-
-
Notifications
You must be signed in to change notification settings - Fork 10
Description
For the end-of-line handling, the only documented surfaces so far are CR and CR-LF. (Doc node "Representation for end of lines")
The Unicode Standard https://www.unicode.org/versions/Unicode15.0.0/ch05.pdf explains (section 5.8 "Newline Guidelines") that for EBCDIC encodings there are two end-of-line mapping conventions in use (see table 5-1):
- The newline function is represented by EBCDIC byte 0x15.

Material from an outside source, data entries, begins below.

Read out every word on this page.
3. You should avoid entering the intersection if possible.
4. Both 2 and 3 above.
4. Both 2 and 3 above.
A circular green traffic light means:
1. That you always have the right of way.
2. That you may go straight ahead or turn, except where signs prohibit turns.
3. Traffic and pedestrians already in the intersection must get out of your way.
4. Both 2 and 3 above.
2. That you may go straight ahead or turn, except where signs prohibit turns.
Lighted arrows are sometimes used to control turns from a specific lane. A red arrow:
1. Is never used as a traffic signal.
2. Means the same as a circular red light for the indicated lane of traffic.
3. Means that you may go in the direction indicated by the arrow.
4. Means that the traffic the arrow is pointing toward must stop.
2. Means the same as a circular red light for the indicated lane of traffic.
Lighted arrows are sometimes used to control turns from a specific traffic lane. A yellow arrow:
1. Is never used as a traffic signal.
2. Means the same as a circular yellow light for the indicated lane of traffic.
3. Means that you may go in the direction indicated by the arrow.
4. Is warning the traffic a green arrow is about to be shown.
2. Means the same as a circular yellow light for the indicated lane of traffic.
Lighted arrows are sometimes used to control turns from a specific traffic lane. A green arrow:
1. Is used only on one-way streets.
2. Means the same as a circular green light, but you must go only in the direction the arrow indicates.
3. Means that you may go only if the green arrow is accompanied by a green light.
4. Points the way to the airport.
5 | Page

- For "most EBCDIC environments" (this apparently includes IBM i, z/VM, z/VSE, see https://lists.gnu.org/archive/html/bug-gnu-libiconv/2023-04/msg00002.html), the newline function maps to Unicode U+0085.

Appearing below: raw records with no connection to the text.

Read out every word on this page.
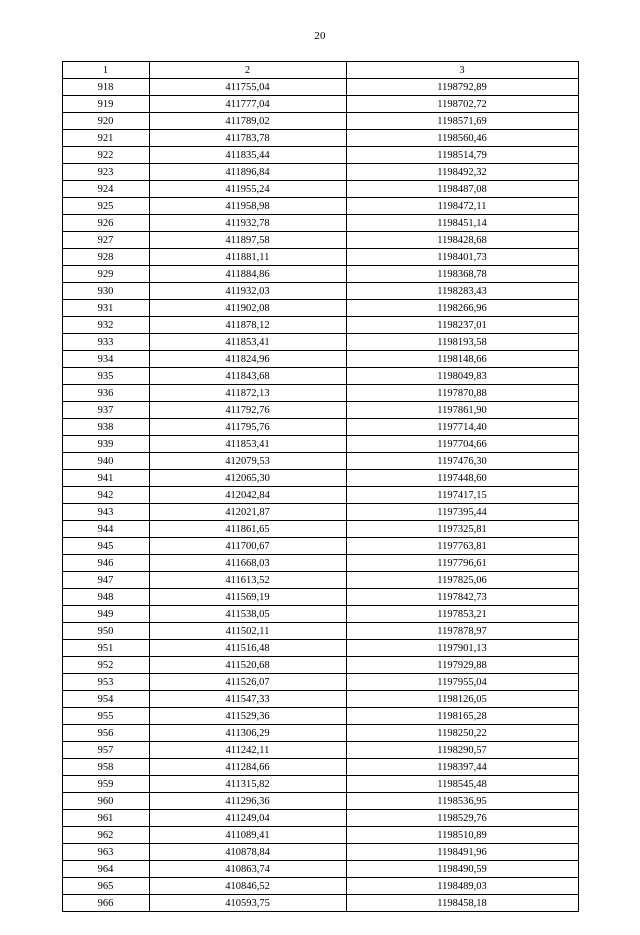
20
1	2	3
918	411755,04	1198792,89
919	411777,04	1198702,72
920	411789,02	1198571,69
921	411783,78	1198560,46
922	411835,44	1198514,79
923	411896,84	1198492,32
924	411955,24	1198487,08
925	411958,98	1198472,11
926	411932,78	1198451,14
927	411897,58	1198428,68
928	411881,11	1198401,73
929	411884,86	1198368,78
930	411932,03	1198283,43
931	411902,08	1198266,96
932	411878,12	1198237,01
933	411853,41	1198193,58
934	411824,96	1198148,66
935	411843,68	1198049,83
936	411872,13	1197870,88
937	411792,76	1197861,90
938	411795,76	1197714,40
939	411853,41	1197704,66
940	412079,53	1197476,30
941	412065,30	1197448,60
942	412042,84	1197417,15
943	412021,87	1197395,44
944	411861,65	1197325,81
945	411700,67	1197763,81
946	411668,03	1197796,61
947	411613,52	1197825,06
948	411569,19	1197842,73
949	411538,05	1197853,21
950	411502,11	1197878,97
951	411516,48	1197901,13
952	411520,68	1197929,88
953	411526,07	1197955,04
954	411547,33	1198126,05
955	411529,36	1198165,28
956	411306,29	1198250,22
957	411242,11	1198290,57
958	411284,66	1198397,44
959	411315,82	1198545,48
960	411296,36	1198536,95
961	411249,04	1198529,76
962	411089,41	1198510,89
963	410878,84	1198491,96
964	410863,74	1198490,59
965	410846,52	1198489,03
966	410593,75	1198458,18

- For the "z/OS Unix System Services", on the other hand, the newline function maps to Unicode U+000A.
This is the summary; more details in the thread that starts at https://lists.gnu.org/archive/html/bug-gnu-libiconv/2023-04/msg00002.html .

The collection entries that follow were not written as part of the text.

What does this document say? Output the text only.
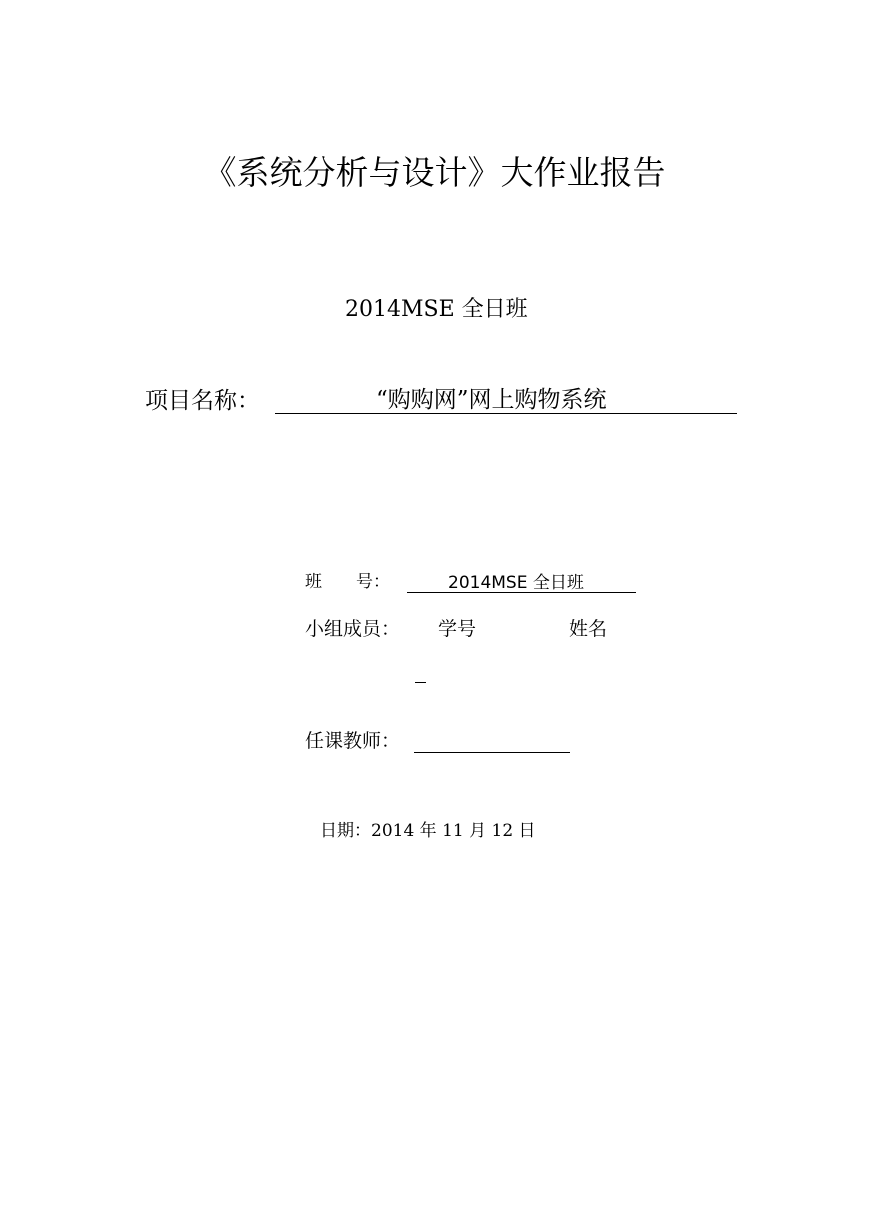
《系统分析与设计》大作业报告
2014MSE 全日班
项目名称：	“购购网”网上购物系统
班　　号：	2014MSE 全日班
小组成员： 学号	姓名
任课教师：
日期：2014 年 11 月 12 日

GNU libiconv now makes use of the concept and syntax of a recode "surface":
- When an encoding such as IBM-1047 is specified (AFAIU, that's the default encoding for many people on z/OS), the newline 0x15 maps to U+0085.
- When an encoding is specified as IBM-1047/ZOS_UNIX, the newline 0x15 maps to U+000A, and 0x25 maps to U+0085. Like shown in table 5-1.
I would suggest that recode supports the same surface ZOS_UNIX with the same name and the same semantics (swap 0x15 and 0x25).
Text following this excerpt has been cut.